JAKARTA, INFOKALTENG – Nama Ginka Febriyanti Ginting menjadi sorotan setelah ditunjuk sebagai Komisaris PT Pertamina Retail (Pertare), anak usaha PT Pertamina (Persero) yang bergerak di sektor ritel energi. Sosok berusia 28 tahun tersebut menarik perhatian publik karena memiliki latar belakang sebagai aktivis organisasi sebelum masuk ke jajaran perusahaan BUMN.
Penunjukan Ginka sebagai komisaris memunculkan berbagai respons, terutama terkait rekam jejaknya di dunia organisasi dan aktivitas publik. Salah satu yang kembali disorot adalah isu tudingan dirinya pernah menjadi koordinator aksi demonstrasi bayaran.
Polemik tersebut merujuk pada keterlibatan Ginka sebagai Koordinator Nasional relawan Barisan Intelektual Strategi Objektif Nasional (BISON) Indonesia. Dalam sejumlah pemberitaan, ia disebut pernah mengoordinasikan pengerahan massa untuk sebuah aksi demonstrasi pada 28 Agustus 2025.
Berdasarkan informasi susunan komisaris Pertamina Retail, Ginka tercatat bergabung bersama Komisaris Utama Lia Itok Garbianto dan Komisaris Devi Taurisa. Kehadirannya menjadi salah satu figur muda dalam jajaran pengawas perusahaan di lingkungan BUMN energi.
Ginka diketahui lahir di Kabanjahe, Kabupaten Karo, Sumatera Utara, pada 1 Februari 1998. Ia menempuh pendidikan hingga perguruan tinggi di Jakarta dan disebut memperoleh gelar Sarjana Akuntansi dari Universitas Esa Unggul pada 2019.
Pendidikan Ginka kemudian berlanjut hingga meraih gelar Magister Manajemen dari kampus yang sama pada 2023. Sebelum masuk ke lingkungan korporasi, ia lebih dikenal aktif dalam organisasi kepemudaan dan kegiatan kemahasiswaan.
Namanya pernah dikaitkan dengan sejumlah aktivitas organisasi, termasuk Aliansi Mahasiswa Nasional serta BISON Indonesia. Dalam organisasi tersebut, Ginka disebut pernah menjabat sebagai Koordinator Nasional maupun Ketua Nasional.

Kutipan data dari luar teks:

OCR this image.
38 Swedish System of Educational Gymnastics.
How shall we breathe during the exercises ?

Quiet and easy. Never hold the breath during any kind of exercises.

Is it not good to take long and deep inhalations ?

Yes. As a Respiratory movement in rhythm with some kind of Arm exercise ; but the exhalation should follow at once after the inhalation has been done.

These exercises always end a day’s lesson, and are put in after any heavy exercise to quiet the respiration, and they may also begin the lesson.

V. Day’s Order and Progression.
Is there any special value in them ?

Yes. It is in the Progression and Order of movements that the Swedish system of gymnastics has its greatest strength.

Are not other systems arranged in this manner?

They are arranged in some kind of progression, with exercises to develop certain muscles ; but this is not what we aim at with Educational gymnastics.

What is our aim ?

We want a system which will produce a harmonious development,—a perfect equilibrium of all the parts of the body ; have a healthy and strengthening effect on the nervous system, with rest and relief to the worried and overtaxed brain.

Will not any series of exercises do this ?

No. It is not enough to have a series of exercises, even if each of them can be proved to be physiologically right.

Aktivitasnya di BISON juga membuat namanya dikaitkan dengan kelompok relawan pendukung pasangan Prabowo Subianto-Gibran Rakabuming Raka pada Pilpres 2024. Organisasi tersebut juga diketahui pernah memberikan dukungan politik kepada pasangan Andra Soni-Dimyati dalam Pilgub Banten 2024.
Meski demikian, belum terdapat informasi resmi yang menunjukkan Ginka sebagai pengurus maupun kader partai politik tertentu. Publik mengenalnya lebih sebagai aktivis organisasi dan relawan.
Masuknya Ginka ke jajaran Komisaris Pertamina Retail dinilai menjadi bagian dari keterlibatan generasi muda dalam tata kelola perusahaan strategis. Namun, posisi tersebut juga membawa tantangan besar terkait kemampuan pengawasan, penerapan tata kelola perusahaan yang baik, serta kontribusi terhadap perkembangan bisnis perusahaan.
Sorotan terhadap Ginka mencerminkan perhatian publik terhadap proses penunjukan figur muda di perusahaan negara. Selain usia, rekam jejak, kapasitas, dan kemampuan menjalankan tugas menjadi aspek yang akan diuji dalam perjalanan kariernya sebagai komisaris.
Kini, Ginka menghadapi tantangan untuk membuktikan kapasitasnya dalam mengemban amanah sebagai pengawas perusahaan di sektor energi nasional yang memiliki peran penting bagi masyarakat.